A small selection of photos that I shot from around the neighbourhood, that were used in the last issue of Four Minutes to Midnight.
Filed under: portfolio
After almost a year of work, I’m very proud to announce the launch of Life on Hold. Working with KNG FU in Montreal and the Al Jazeera team in Doha, we developed an immersive and intimate web documentary about the struggle of Syrian refugees in Lebanon. The website is structured around a series of character portraits (with more to be added soon), featuring first-person stories, glimpses into their day to day lives and contextual content that highlights the human side of the often deafening numbers of the Syrian refugee crisis.
Visit the site here, or see more details in our portfolio.
After several months of reflection, strategy and design, I’m proud to launch LOKI as an independent design studio resolutely focused on graphic design and social change work. The (re)launch includes an overhaul of our visual identity, a new website to showcase our portfolio of work, and the clarification of our positioning and purpose.
Bringing together over a decade of work split between the commercial, cultural and community spheres, the formation of LOKI marks a renewed and unified commitment to the creation of images, objects, and experiences that empower, engage and oppose. Graphic design aligned with movements, organizations and individuals that contribute to positive social change.
The launch also marks LOKI’s establishment within a great new office space in the Mile End, shared with Studio Byebye Bambi, JLL Photography and Pauline Loctin. If you’re in the neighbourhood, please feel free to come by for a visit some time!
In collaboration with Artivistic and Howl! Arts, we’ve just published Intimate / Distance, a new photo portfolio zine for Võ Thiên Viêt. Thiên has been a long standing friend and collaborator, and we’re very pleased to release this special project with him. The careful selection of photos reflects a desire to represent, within an albeit small sample, the breadth of Thiên’s work, beyond his celebrated documentation of the student strike of 2012.
In Gaza
An interactive memorial to the Gazans killed during Israeli Operation Protective Edge, July 2014. Created by Tarek Sherif and myself, with music by Stefan Christoff and Rebecca Foon. The dead have names… (most of them)
6 years ago, I designed a street poster in opposition to Israel’s “Operation Cast lead”, and in support of the Boycott, Divestment and Sanctions movement. In 2010, I helped to launch Imaging Apartheid, the poster project for Palestine, which also included a silkscreen version of the poster, printed by Jesse Purcell of Just Seeds. Over time, the poster design and the project have expanded their reach, and I’m proud that my contributions have brought visibility to the cause of Palestinian liberation.
“The word is the canary, and its feathers are falling out.”
After an extended hiatus, Four Minutes to Midnight returns with our thirteenth issue, a lovingly produced edition of typography and poetics, photography and collage, design polemics and radical politics, paper and ink. Thematically, the issue emerges out of our experience of the Québec Student Strike, but is not specifically “about” it, acting more as a reflection on 10 years of community organising, designing and publishing, making music, and strolling through gentrifying neighbourhoods in opposition to neoliberal capitalism.

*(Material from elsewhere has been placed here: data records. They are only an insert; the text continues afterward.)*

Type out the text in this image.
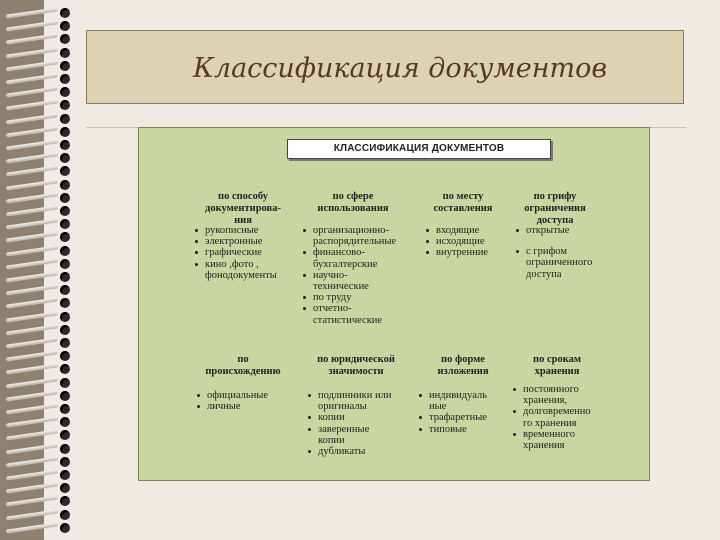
Классификация документов
КЛАССИФИКАЦИЯ ДОКУМЕНТОВ
по способу
документирова-
ния
по сфере
использования
по месту
составления
по грифу
ограничения
доступа
рукописные
электронные
графические
кино ,фото ,
фонодокументы
организационно-
распорядительные
финансово-
бухгалтерские
научно-
технические
по труду
отчетно-
статистические
входящие
исходящие
внутренние
открытые
с грифом
ограниченного
доступа
по
происхождению
по юридической
значимости
по форме
изложения
по срокам
хранения
официальные
личные
подлинники или
оригиналы
копии
заверенные
копии
дубликаты
индивидуаль
ные
трафаретные
типовые
постоянного
хранения,
долговременно
го хранения
временного
хранения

The issue features visual art, writing and design from a diverse host of local and international contributors, including the Dutch design studio Experimental Jetset, performance artist and author Jacob Wren, Montreal photographer Vo Thien Viet, Toronto writer and editor Hillary Rexe, and the Montreal artist and collagist Madame Gilles.
I’m very excited to announce the upcoming Howl! Arts Festival—les voix survolent la ville, a celebration of art and revolution. This first edition, taking place over 6 days at the end of April, brings together a host of local artists and events committed to the deepening of community engagement and grassroots activism, with a focus on the struggles of First Nations, Inuit and Metis.

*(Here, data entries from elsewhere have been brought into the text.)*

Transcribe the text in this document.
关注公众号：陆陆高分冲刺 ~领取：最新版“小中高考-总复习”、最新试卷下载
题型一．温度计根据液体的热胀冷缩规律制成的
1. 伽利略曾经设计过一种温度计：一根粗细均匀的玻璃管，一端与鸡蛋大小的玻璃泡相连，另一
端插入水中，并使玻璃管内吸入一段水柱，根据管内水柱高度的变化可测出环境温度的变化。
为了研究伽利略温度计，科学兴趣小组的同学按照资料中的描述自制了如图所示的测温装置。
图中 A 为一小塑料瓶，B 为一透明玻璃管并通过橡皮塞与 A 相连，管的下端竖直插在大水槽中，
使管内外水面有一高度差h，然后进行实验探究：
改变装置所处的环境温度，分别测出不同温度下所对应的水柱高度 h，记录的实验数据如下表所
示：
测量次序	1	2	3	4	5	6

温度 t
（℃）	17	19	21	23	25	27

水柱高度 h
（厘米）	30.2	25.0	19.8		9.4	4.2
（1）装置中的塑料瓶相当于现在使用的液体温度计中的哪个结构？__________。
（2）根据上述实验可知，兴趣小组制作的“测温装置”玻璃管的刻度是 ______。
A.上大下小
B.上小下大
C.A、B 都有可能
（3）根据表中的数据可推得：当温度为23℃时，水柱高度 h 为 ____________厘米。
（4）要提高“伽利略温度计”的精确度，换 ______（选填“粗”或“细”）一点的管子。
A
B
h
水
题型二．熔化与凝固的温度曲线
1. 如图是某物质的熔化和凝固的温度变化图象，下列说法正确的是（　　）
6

The festival opens with a benefit concert for Missing Justice featuring Odaya, Sarah Pagé and AurorA, followed the next evening by Regards sur le 7eme feu. This 11 musician ensemble performance presents a conceptual work envisioned and composed by Xarah Dion and Stefan Christoff, exploring issues around the future of the North. Other events include a fundraising concert for those arrested under the unjust Montreal bylaw P6 during (and after) the Quebec student strike of 2012, a screening of Alanis’ Obomsawin’s documentary film Hi-Ho Mistahey!, and a panel discussion on the relationship between art and gentrification.

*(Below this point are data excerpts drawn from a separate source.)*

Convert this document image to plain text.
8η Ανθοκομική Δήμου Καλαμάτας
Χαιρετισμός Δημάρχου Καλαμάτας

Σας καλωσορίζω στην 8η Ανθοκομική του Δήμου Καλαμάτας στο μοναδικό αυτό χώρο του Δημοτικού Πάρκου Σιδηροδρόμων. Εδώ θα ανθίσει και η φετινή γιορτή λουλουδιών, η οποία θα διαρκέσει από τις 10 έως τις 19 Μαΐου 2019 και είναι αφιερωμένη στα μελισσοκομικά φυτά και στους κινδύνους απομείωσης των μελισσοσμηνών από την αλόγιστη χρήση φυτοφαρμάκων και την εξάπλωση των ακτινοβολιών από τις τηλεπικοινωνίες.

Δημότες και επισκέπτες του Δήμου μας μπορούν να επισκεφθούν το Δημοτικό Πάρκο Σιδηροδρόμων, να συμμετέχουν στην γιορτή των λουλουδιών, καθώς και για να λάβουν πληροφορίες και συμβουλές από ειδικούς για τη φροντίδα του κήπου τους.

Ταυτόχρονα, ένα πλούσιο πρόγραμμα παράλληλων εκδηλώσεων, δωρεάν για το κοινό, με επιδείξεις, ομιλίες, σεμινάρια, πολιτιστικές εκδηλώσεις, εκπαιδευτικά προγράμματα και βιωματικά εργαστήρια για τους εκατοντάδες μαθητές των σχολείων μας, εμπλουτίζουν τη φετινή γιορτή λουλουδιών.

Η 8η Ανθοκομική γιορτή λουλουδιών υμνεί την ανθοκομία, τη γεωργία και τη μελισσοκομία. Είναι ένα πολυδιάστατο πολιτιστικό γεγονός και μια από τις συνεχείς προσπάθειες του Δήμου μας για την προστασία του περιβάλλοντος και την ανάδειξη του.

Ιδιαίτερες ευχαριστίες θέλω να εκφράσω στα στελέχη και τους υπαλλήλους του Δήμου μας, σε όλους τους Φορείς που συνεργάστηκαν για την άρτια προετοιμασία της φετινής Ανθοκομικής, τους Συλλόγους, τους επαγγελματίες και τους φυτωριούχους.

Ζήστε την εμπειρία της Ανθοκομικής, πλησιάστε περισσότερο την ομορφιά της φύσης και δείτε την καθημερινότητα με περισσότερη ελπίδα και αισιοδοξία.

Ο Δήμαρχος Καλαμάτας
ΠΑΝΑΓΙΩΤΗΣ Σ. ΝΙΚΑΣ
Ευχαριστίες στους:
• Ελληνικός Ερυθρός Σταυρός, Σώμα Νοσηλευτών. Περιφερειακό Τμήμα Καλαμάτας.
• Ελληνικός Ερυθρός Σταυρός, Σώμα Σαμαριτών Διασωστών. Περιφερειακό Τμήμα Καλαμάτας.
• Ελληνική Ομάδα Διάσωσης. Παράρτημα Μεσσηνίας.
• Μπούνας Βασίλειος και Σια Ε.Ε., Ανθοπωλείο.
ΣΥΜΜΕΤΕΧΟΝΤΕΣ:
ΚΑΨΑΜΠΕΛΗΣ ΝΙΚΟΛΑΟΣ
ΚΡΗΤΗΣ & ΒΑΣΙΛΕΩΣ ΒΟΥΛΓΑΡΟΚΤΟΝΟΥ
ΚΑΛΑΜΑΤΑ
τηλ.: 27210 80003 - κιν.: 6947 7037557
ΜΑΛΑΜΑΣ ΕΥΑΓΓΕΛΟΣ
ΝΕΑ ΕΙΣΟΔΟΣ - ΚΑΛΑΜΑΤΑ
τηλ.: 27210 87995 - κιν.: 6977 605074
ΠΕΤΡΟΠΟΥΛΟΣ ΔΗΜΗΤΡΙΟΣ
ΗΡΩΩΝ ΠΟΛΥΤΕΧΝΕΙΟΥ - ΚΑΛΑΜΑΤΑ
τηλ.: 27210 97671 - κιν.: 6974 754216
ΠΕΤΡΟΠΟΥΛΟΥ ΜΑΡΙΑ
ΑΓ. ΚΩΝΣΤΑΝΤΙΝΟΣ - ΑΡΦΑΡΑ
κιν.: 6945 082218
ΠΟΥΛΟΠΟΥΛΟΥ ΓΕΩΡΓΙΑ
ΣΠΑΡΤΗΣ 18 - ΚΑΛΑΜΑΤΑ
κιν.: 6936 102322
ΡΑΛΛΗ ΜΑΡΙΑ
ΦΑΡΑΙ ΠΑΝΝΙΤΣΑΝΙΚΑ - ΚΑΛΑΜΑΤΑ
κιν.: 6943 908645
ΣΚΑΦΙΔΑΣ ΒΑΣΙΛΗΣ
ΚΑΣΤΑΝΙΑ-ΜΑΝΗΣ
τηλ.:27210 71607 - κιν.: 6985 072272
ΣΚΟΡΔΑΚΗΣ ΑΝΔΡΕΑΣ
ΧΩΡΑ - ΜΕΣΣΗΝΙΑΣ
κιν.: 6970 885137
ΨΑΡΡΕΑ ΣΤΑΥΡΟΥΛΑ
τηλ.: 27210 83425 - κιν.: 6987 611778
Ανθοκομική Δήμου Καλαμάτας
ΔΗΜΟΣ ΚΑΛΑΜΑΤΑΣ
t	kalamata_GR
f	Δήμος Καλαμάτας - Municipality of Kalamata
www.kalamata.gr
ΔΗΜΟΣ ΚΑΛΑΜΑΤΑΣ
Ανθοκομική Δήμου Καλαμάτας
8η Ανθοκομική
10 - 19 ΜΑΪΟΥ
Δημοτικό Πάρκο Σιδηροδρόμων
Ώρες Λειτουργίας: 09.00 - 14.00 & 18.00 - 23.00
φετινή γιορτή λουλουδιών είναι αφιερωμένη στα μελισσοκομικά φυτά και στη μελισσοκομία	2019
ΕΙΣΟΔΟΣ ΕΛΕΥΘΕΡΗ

The festival closes with the launch of the 13th issue of Four Minutes to Midnight, which has been almost two years in the making. Much more on that very soon!
The visuals and poster for the festival were created by LOKi design, and printed by Chris at la Presse du chat perdu. The graphic approach was equally inspired by the explosive force of Vorticism, the imagery of a dense city seen from above, and a personal attempt to work with abstraction in a politically coherent way.